Un par un, les anciens imams quittent les mosquées, soit mis à la retraite pour certains d’autres ont disparus à jamais emportés par la mort.
La région de M’chedallah enregistre depuis environ deux ans l’arrivée d’une vague de jeunes imams en totalité recrutés hors-région.
Inexpérimentés, ces nouveaux imams se contentent de diriger les prières sans plus, les mosquées sont devenues de simples salles de prière et ont perdu toute influence sur la société civile. Finie l’époque ou un imam jouissait d’un statut de…juge de paix, d’arbitre et même de psychologue pour les désespérés et les névrosés.

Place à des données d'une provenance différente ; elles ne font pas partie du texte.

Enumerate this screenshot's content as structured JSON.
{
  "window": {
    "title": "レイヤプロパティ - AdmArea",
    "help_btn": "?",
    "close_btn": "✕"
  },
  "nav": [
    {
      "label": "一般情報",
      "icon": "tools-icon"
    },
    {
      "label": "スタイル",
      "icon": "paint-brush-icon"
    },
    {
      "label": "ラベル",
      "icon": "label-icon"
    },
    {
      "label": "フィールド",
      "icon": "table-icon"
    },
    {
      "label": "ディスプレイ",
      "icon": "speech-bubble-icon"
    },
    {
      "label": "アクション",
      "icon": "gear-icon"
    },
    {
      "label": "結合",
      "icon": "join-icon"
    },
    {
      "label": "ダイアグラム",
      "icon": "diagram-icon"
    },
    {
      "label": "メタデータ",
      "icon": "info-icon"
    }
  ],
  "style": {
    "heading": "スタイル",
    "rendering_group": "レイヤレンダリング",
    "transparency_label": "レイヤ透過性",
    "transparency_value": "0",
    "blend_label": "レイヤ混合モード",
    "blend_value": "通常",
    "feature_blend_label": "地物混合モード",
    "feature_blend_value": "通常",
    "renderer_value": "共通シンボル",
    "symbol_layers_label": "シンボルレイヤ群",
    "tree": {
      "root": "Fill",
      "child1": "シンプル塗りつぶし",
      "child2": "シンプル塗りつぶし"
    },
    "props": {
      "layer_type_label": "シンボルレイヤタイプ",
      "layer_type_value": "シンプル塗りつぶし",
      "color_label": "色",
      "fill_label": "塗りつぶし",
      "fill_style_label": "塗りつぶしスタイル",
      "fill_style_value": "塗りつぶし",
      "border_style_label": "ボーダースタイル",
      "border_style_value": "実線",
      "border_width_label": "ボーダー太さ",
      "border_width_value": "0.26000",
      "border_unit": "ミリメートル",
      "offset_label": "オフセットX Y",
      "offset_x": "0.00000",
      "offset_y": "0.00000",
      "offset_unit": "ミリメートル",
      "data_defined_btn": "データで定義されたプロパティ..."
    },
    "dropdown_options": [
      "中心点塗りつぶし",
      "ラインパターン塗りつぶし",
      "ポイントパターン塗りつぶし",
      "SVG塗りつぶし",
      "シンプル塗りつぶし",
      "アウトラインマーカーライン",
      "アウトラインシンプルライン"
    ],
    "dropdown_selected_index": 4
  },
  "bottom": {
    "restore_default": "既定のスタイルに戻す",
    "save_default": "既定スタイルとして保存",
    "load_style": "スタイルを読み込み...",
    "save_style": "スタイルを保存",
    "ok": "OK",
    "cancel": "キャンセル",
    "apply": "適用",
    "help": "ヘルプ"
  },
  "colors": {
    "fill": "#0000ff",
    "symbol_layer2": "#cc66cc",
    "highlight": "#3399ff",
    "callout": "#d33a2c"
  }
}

La majorité des problèmes de la société ou du village n’arrivent jamais en justice car solutionné localement par l’imam auquel les citoyens font appel pour n’importe quel litige de voisinage, d’héritage et même pour des problèmes de couples ou entre membres d’une même famille. L’ingérence de l’imam signifie la fin du conflit quelle que soit sa nature.
En Kabylie, accepter l’arbitrage et respecter la décision de l’imam revêt les caractéristiques d’une culture bien ancrée dans les us et coutumes car héritée de nos ancêtres qui, par ce procédé, évitent d’exposer leurs problèmes aux tribunaux du colonialisme, rituel strictement respecté durant toute la période du colonialisme et même fort longtemps après et que même des sanctions sont prises à l’encontre de ceux qui se rendent devant les tribunaux français.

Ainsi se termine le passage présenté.